There are institutions that are making money directly or indirectly from the forex market for their clients or through their clients. Simply put, some participants engage in trading for their businesses. Let us have a look at these participants:

Multinational Companies: Big MNCs are major players in the forex market structure. These companies manufacture, buy and sell products and services in different parts of the world.

These firms engage in foreign activities to facilitate trade transactions effectively and hedge the risk against currency price fluctuation. Let us understand with an example.

Samsung, a South Korean electronic company, import part from countries like Japan, the United States, China, etc. It means that the company, on a daily basis, exchange its native currencies with these foreign currencies.

These market giants make forex activities in such volume that it may have a significant impact on the bid and ask price of a currency pair.

Financial Institutions: Forex Market players like Electronic communication network brokers, financial intermediaries and Hedge firms that make money directly or indirectly are also big participants in the market.
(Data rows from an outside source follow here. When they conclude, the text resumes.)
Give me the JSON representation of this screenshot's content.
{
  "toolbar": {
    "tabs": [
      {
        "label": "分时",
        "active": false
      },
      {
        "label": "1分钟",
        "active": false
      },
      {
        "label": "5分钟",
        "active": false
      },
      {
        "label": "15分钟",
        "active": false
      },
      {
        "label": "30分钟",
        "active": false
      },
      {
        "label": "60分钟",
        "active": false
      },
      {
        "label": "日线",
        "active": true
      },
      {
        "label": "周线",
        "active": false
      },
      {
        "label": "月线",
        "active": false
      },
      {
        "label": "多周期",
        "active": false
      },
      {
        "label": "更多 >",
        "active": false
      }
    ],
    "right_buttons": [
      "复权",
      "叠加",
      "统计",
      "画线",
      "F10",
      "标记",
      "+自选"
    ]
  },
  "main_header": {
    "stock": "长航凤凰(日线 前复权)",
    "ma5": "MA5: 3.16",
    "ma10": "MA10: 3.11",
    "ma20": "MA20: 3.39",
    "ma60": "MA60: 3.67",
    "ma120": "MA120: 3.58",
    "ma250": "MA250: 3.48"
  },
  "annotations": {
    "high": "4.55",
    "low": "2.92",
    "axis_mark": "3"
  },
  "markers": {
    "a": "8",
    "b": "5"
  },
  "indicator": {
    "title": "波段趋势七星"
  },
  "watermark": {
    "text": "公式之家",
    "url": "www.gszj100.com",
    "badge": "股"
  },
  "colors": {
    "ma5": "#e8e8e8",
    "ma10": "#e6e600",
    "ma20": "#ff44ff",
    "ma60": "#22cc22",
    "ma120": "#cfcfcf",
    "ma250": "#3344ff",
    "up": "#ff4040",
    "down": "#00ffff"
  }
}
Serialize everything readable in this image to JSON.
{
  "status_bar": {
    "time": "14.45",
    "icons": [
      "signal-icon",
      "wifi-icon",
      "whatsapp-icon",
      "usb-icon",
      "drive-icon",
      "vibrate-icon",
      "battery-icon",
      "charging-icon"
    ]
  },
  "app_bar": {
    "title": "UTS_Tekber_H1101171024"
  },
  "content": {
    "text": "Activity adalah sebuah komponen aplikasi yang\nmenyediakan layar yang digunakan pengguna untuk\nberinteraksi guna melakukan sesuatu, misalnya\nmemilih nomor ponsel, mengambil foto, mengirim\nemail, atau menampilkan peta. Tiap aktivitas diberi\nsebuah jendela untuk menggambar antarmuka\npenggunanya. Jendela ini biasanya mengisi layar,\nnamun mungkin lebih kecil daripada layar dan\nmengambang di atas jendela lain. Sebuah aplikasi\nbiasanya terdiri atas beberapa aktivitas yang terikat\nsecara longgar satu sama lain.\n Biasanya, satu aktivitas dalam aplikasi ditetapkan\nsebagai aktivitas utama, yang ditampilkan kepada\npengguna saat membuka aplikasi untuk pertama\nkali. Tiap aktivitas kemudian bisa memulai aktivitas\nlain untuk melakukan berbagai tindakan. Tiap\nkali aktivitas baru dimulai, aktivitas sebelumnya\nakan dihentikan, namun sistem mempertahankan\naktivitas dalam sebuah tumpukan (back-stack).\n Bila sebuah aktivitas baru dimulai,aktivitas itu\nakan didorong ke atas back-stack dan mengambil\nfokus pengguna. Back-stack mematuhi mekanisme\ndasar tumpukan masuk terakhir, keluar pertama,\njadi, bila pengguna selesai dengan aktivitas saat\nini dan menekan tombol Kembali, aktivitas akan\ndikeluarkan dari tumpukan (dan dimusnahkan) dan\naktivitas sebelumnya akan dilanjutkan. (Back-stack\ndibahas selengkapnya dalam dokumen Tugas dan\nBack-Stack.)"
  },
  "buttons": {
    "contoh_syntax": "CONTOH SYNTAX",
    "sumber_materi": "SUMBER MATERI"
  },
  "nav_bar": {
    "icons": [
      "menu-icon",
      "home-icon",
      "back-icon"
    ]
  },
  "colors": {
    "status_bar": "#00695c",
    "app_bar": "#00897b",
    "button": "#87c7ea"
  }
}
ECN Brokers are no dealing desk brokers. They are not liquidity providers; they just connect buyers with sellers. Many brokers provide financial services to retail traders and make money through commissions or currency spreads.

Also, Hedge or prop firms are major market players. These firms engaged in currency trading activities to make good returns for their clients or big investors.

Retail Traders: Many individuals trade in forex currencies in order to make money from money. The concept of retail trading is simple and based on speculation.

Traders analyze the market conditions and different factors to invest in the right currency pair and make money through exchange rate fluctuation.

In simple words, when traders feel that the price of currency will rise in future, they will buy the pair, and when they think the price will fall, they will sell the pair.

The game of retail trading needs analytical, risk, and emotional management skills. Many traders have earned and lost billions in the market in the history of forex.

However, losses and profits are part and parcel of the trading game. Even in the stock market, the chances of losses are there. So, retail trading can be a profitable expedition.

In order to start retail trading, you have to open an account with a forex broker that provides you with a range of currency pairs, leverage, education, analysis and many other things. You can also open an account with Beirman Capital; we provide all you need to trade at your fingertips.


The Forex market is a vast market with many participants, different trade opportunities, analysis methods, and approaches.

The biggest financial market in the world runs without any central authority or physical location. It can be seen as an advantage or disadvantage of forex trading.

As a decentralized market, it is free from price manipulations, plus you can trade anytime from anywhere. However, with a lack of central authority, the chance of scams and fraud is also there.

A retail trader is like the smallest boat sailing in the ocean with giant ships. Mastering the forex market structure helps you at every stage of trading, from selecting a broker to placing a trade. So get well-versed with the forex structure and start your trading expedition.